Dries Van Noten did it most memorably this season: spiralling kaleidoscopic lines of magenta and orange, navy and yellow, and monochrome. Sunglasses weren’t worn just for show this time round, they were required. Modern art movements informed collections from Chanel and Burberry to Roksanda and Prada.
The pros for winter print are that you’ll stand out on a grey day – both against the backdrop of a rainy cityscape and the legions of winter-coat-wearers that wander its streets. It’s also a nice reminder that winter isn’t just a month of gloom – getting darker earlier and staying so for longer – and that colour can still reign supreme beyond the realms of July and August.
But the way to wear it is either head-to-toe as one item such as a dress or coat; or select one choice piece and make that your sartorial centrepiece, as it were. Valentino‘s circus-bright skirt in pink, red and black will work with a black roll-neck jumper; Acne’s zingy mini needs only a band-style T-shirt or simply a plain design; while tops will easily bring something new to favourite jeans or faithful smart bottoms.
Phillip Lim is a designer who does wearable in a way you don’t even ever really realise.
Even to the point that random strapping on skirts, trench coats and cardigans, jackets and bustier additions seem just fine. Of course, there was a utility edge as only Lim does – but it played out with a grunge vibe and that feeling that you wanted to be in whatever fashion gang his girl is in.

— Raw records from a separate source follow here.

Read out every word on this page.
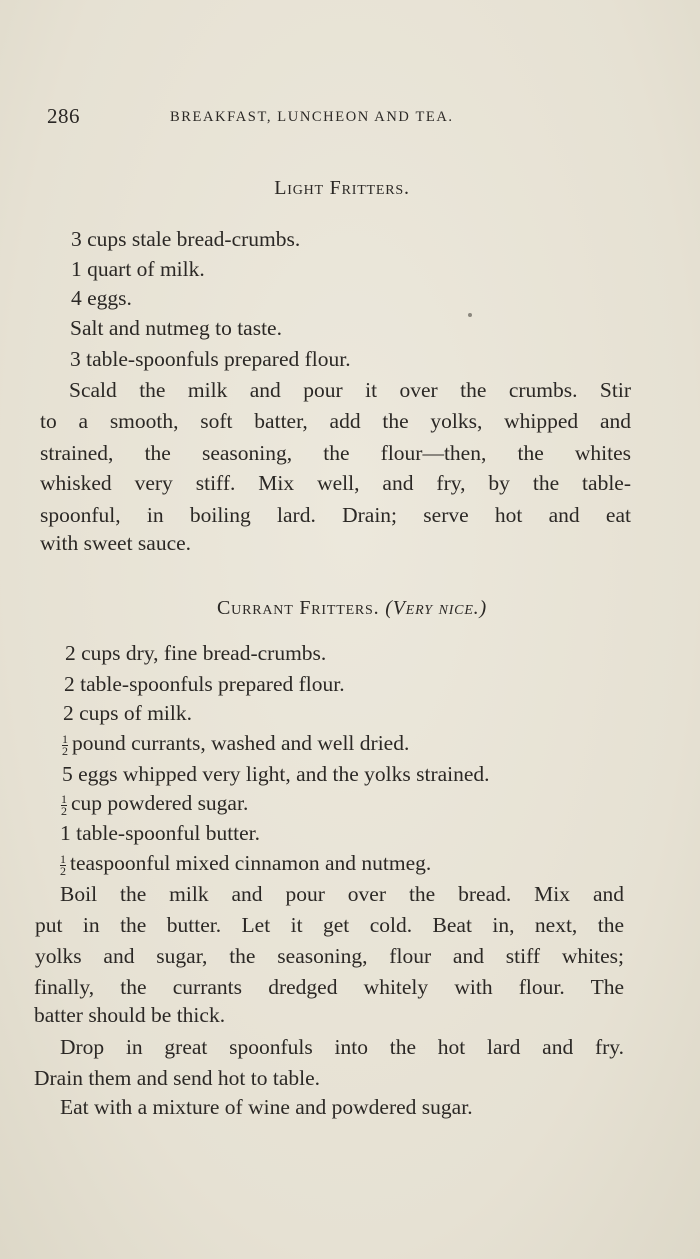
286	BREAKFAST, LUNCHEON AND TEA.
Light Fritters.
3 cups stale bread-crumbs.
1 quart of milk.
4 eggs.
Salt and nutmeg to taste.
3 table-spoonfuls prepared flour.
Scald the milk and pour it over the crumbs. Stir
to a smooth, soft batter, add the yolks, whipped and
strained, the seasoning, the flour—then, the whites
whisked very stiff. Mix well, and fry, by the table-
spoonful, in boiling lard. Drain; serve hot and eat
with sweet sauce.
Currant Fritters. (Very nice.)
2 cups dry, fine bread-crumbs.
2 table-spoonfuls prepared flour.
2 cups of milk.
$\frac{1}{2}$ pound currants, washed and well dried.
5 eggs whipped very light, and the yolks strained.
$\frac{1}{2}$ cup powdered sugar.
1 table-spoonful butter.
$\frac{1}{2}$ teaspoonful mixed cinnamon and nutmeg.
Boil the milk and pour over the bread. Mix and
put in the butter. Let it get cold. Beat in, next, the
yolks and sugar, the seasoning, flour and stiff whites;
finally, the currants dredged whitely with flour. The
batter should be thick.
Drop in great spoonfuls into the hot lard and fry.
Drain them and send hot to table.
Eat with a mixture of wine and powdered sugar.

Dishevelled jumpers layered upon shirts and jackets hiding beneath great coats (I’ve got my eye on the monochrome plaid number especially), there were lots of layers.
They looked good together but will look just as good apart if you can only manage to make one a part of your wardrobe this season.
There’s an irresistibly indulgent air to this season’s outerwear – all creamy hues, sumptuous padding and high-impact Hollywood glamour. Less functional, more fabulous – it captures the season’s sartorial shift, as designers trade practical simplicity for luxury, drama and opulence.
Impractical it may be, but the white coat stakes its claim to hero status this season, with a blizzard of choices blanketing the catwalks. Supremely feminine – the palette is delicate, the fabrics luxe, the silhouettes soft and sinuous. Even the details (waist-cinching belts, broad fluffy collars and brooch-like buttons) boast a ladylike charm
Duvet days take on a stylish new spin, with plumped-up silhouettes, cushiony furs and quilting. Serious bed-heads should look to Céline, where Phoebe Philo dispensed with the coat concept entirely in favour of a silken eiderdown slung lazily over the shoulders.
Conjuring the golden age of Forties and Fifties Hollywood, designers crafted coats fit for a whole casting call of starlets. Think trapeze cuts, chic cocktail coats with princess sleeves, and supple duster coats, clasped with dressing down belts. Each one worthy of a starring role in this season’s costume drama.